The company plans a 20-story, red terra cotta office tower, with 24 units of housing: eight affordable, eight middle-income and eight market-rate.

Litigation so far has focused on whether one particular precedent, Durkin v. Board of Appeals of Falmouth, covers the current situation.

But there’s a twist. Gov. Charlie Baker signed a law Aug. 4, “An act relative to non-conforming structures,” changing the rules. It provides that certain kinds of zoning lawsuits are permitted only within the first 10 years of a zoning violation, and that structures that have existed for longer “shall be deemed, for zoning purposes, to be legally non-conforming.”

https://youtu.be/KQHWtXSIfGw

“By its plain terms, it essentially guts plaintiff’s case,” Assistant Attorney General Adam Hornstine told the court.

But the neighbors’ attorney, Mark Bobrowski, disagreed: “I think it buttresses the case … to become non-conforming, you have to have an act of the Legislature.”

Kevin O’Flaherty of Goulston & Storrs, representing Leggat McCall, was reserved on the new law. While he drew the court’s attention to it by letter last month and said it “bears directly upon the issue,” he was silent on its direct applicability.

Justice Peter Agnes was quick to ask both sides about the new law, focusing on whether it was yet in effect or kicks in 90 days after it was signed, as is the case for most laws. It seemed clear the three-judge panel, made up of Agnes, Diana Maldonado and Kenneth Desmond, hoped to resolve the case on the relative clarity of the new law and not have to tease apart the tricky questions of precedent involving Durkin.

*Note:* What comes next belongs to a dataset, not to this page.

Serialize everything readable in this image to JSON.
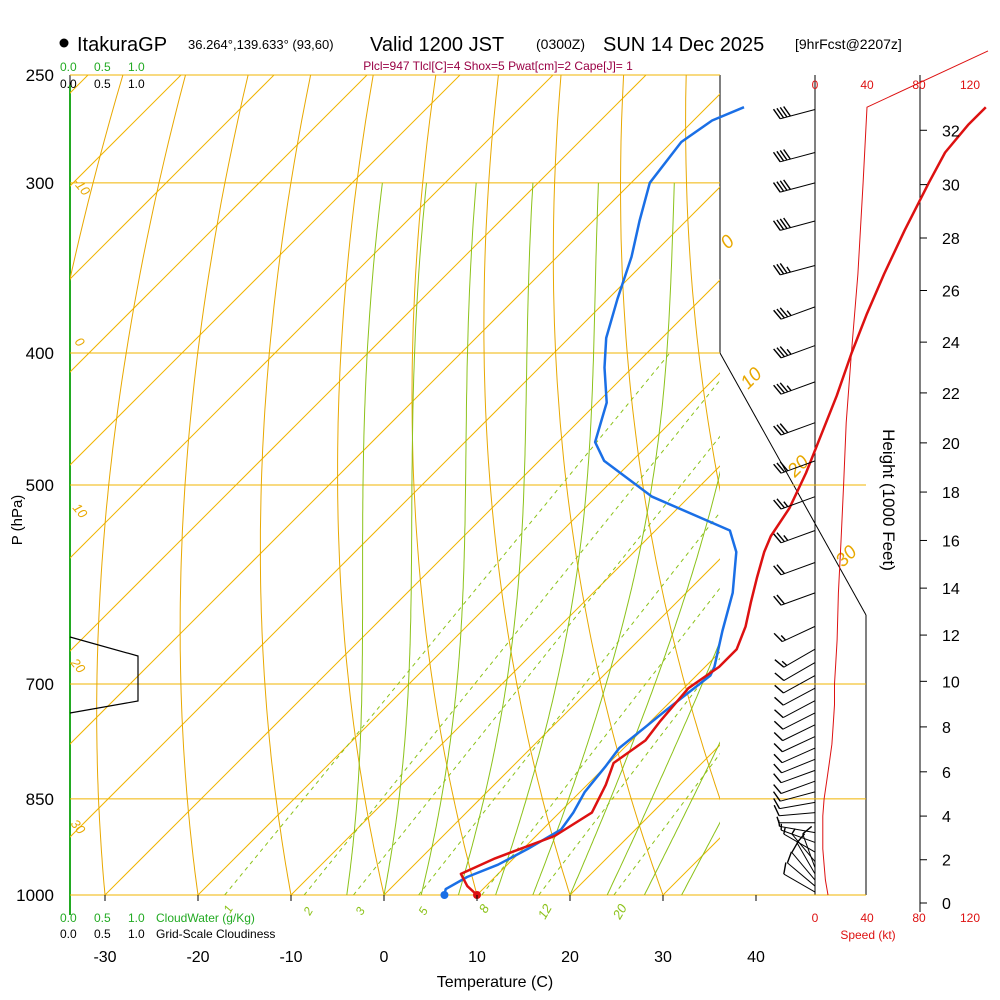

Attorneys for both sides cautioned that it is difficult to tell how a court will decide from questioning at oral argument, but Agnes – who dominated the questioning – seemed more skeptical of the neighbors’ position, and interrupted Bobrowski frequently during his 15 minutes.

Kevin P. O'Flaherty argues the developer‘s case Friday before judges Diana Maldonado, Peter Agnes and Kenneth Desmond. (Photo: John Hawkinson)

Mark Bobrowski argues the neighbors’ case Friday before judges Diana Maldonado, Peter Agnes and Kenneth Desmond. (Photo: John Hawkinson)

On the developers’ side, 12 minutes were allotted to O’Flaherty. Attorneys for Cambridge and the state were left to divide the remaining three minutes.

O’Flaherty’s argument remained what it was at the Land Court and in the briefs: “So what’s the legal status of such a structure when it stops being owned by the government and that immunity, if you will, evaporates? And the question is answered by Durkin, clearly. Mr. Bobrowski says Durkin is sort of sloppy mess of a decision. I don’t think it is.”

Several times during argument, Agnes reminded the attorneys that the judges had read the briefings, and Durkin, very carefully: “You can assume we know the facts. I think we’ve all read it forwards and backwards,” he said.

Joking that he was allowed only 18 seconds to speak, Hornstine emphasized what he termed the public policy issue: “An adverse decision in this case would have profound effect on the vested property rights of the commonwealth and its taxpayers. It will prevent the commonwealth from reselling its property or reusing its property at a fair market value, thus diminishing the overall capital assets of the commonwealth, and essentially resulting in a number of eyesores that are undevelopable or need to be razed in order to be resold.”

Asked after the argument whether he would take the case to the Supreme Judicial Court if he did not prevail, Bobrowski declined to commit, but added: “I’m not going to appeal if we win.”

O’Flaherty and Rob Dickey, an executive vice president at Leggat McCall, declined to comment.


This post was updated Oct. 11, 2016, to add an audio recording of oral argument and refine a photo caption.